Il Frantoio cerca di essere sempre più attento all'ambiente e sempre più green. "Un bel risparmio - prosegue Turri - soprattutto se si pensa alle emissioni di anidride carbonica, che in questo modo vengono dimezzate. Da sempre ci prendiamo cura dell’ambiente e del paesaggio gardesani, contraddistinti dalla presenza di olivi secolari. Cerchiamo, anche attraverso processi aziendali virtuosi di economia circolare, di proteggerli.
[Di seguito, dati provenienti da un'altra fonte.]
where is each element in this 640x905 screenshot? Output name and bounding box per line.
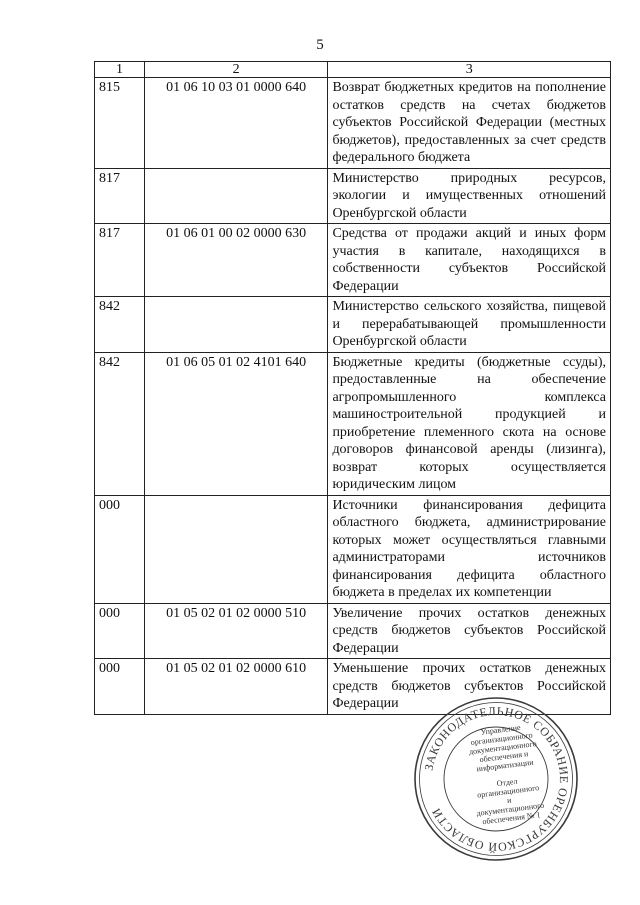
source-name-cell: Уменьшение прочих остатков денежных средств бюджетов субъектов Российской Федерации xyxy=(328,659,611,715)
admin-code-cell: 000 xyxy=(95,659,145,715)
table-row xyxy=(95,78,611,169)
column-header-1: 1 xyxy=(95,62,145,78)
admin-code-cell: 817 xyxy=(95,224,145,297)
kbk-code-cell: 01 05 02 01 02 0000 510 xyxy=(144,603,328,659)
table-row xyxy=(95,495,611,603)
admin-code-cell: 842 xyxy=(95,297,145,353)
kbk-code-cell: 01 05 02 01 02 0000 610 xyxy=(144,659,328,715)
source-name-cell: Бюджетные кредиты (бюджетные ссуды), предоставленные на обеспечение агропромышленного комплекса машиностроительной продукцией и приобретение племенного скота на основе договоров финансовой аренды (лизинга), возврат которых осуществляется юридическим лицом xyxy=(328,352,611,495)
admin-code-cell: 000 xyxy=(95,495,145,603)
source-name-cell: Источники финансирования дефицита областного бюджета, администрирование которых может осуществляться главными администраторами источников финансирования дефицита областного бюджета в пределах их компетенции xyxy=(328,495,611,603)
column-header-2: 2 xyxy=(144,62,328,78)
table-row xyxy=(95,352,611,495)
source-name-cell: Министерство природных ресурсов, экологии и имущественных отношений Оренбургской области xyxy=(328,168,611,224)
kbk-code-cell: 01 06 10 03 01 0000 640 xyxy=(144,78,328,169)
admin-code-cell: 000 xyxy=(95,603,145,659)
kbk-code-cell xyxy=(144,297,328,353)
seal-inner-lower-text: Отдел организационного и документационного обеспечения № 1 xyxy=(476,776,545,827)
table-row xyxy=(95,297,611,353)
table-row xyxy=(95,603,611,659)
budget-sources-table xyxy=(94,61,611,715)
admin-code-cell: 815 xyxy=(95,78,145,169)
column-header-3: 3 xyxy=(328,62,611,78)
seal-inner-upper-text: Управление организационного документационного обеспечения и информатизации xyxy=(468,722,538,774)
table-row xyxy=(95,224,611,297)
admin-code-cell: 842 xyxy=(95,352,145,495)
source-name-cell: Министерство сельского хозяйства, пищевой и перерабатывающей промышленности Оренбургской области xyxy=(328,297,611,353)
seal-inner-text xyxy=(466,721,545,827)
kbk-code-cell xyxy=(144,495,328,603)
kbk-code-cell: 01 06 05 01 02 4101 640 xyxy=(144,352,328,495)
table-row xyxy=(95,168,611,224)
kbk-code-cell: 01 06 01 00 02 0000 630 xyxy=(144,224,328,297)
page-number: 5 xyxy=(316,37,324,53)
source-name-cell: Возврат бюджетных кредитов на пополнение остатков средств на счетах бюджетов субъектов Российской Федерации (местных бюджетов), предоставленных за счет средств федерального бюджета xyxy=(328,78,611,169)
source-name-cell: Средства от продажи акций и иных форм участия в капитале, находящихся в собственности субъектов Российской Федерации xyxy=(328,224,611,297)
admin-code-cell: 817 xyxy=(95,168,145,224)
kbk-code-cell xyxy=(144,168,328,224)
seal-outer-text: ЗАКОНОДАТЕЛЬНОЕ СОБРАНИЕ ОРЕНБУРГСКОЙ ОБЛАСТИ xyxy=(421,703,572,855)
table-header-row xyxy=(95,62,611,78)
official-seal-stamp xyxy=(412,695,580,863)
source-name-cell: Увеличение прочих остатков денежных средств бюджетов субъектов Российской Федерации xyxy=(328,603,611,659)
Amiamo il nostro territorio, rispettarlo e preservarlo è un atto doveroso".

 

Ogni anno vengono raccolte tra le 1.500 e le 2.000 tonnellate di olive, che sono lavorate seguendo due processi: il primo consiste nella separazione tra olio e sansa umida, mentre la seconda fase divide la sansa dal nocciolino.

 

Il quantitativo di nocciolino derivante dal processo di separazione si aggira attorno al 9-10% del peso delle olive trasformate, tra le 135 e le 200 tonnellate, che diventano combustibile da riutilizzare. L’impianto termico permette inoltre di tagliare le emissioni di anidride carbonica: una politica energetica, quella del frantoio, che mira a ridurre al minimo gli sprechi e a rispettare l’ambiente, migliorando la qualità dell’aria.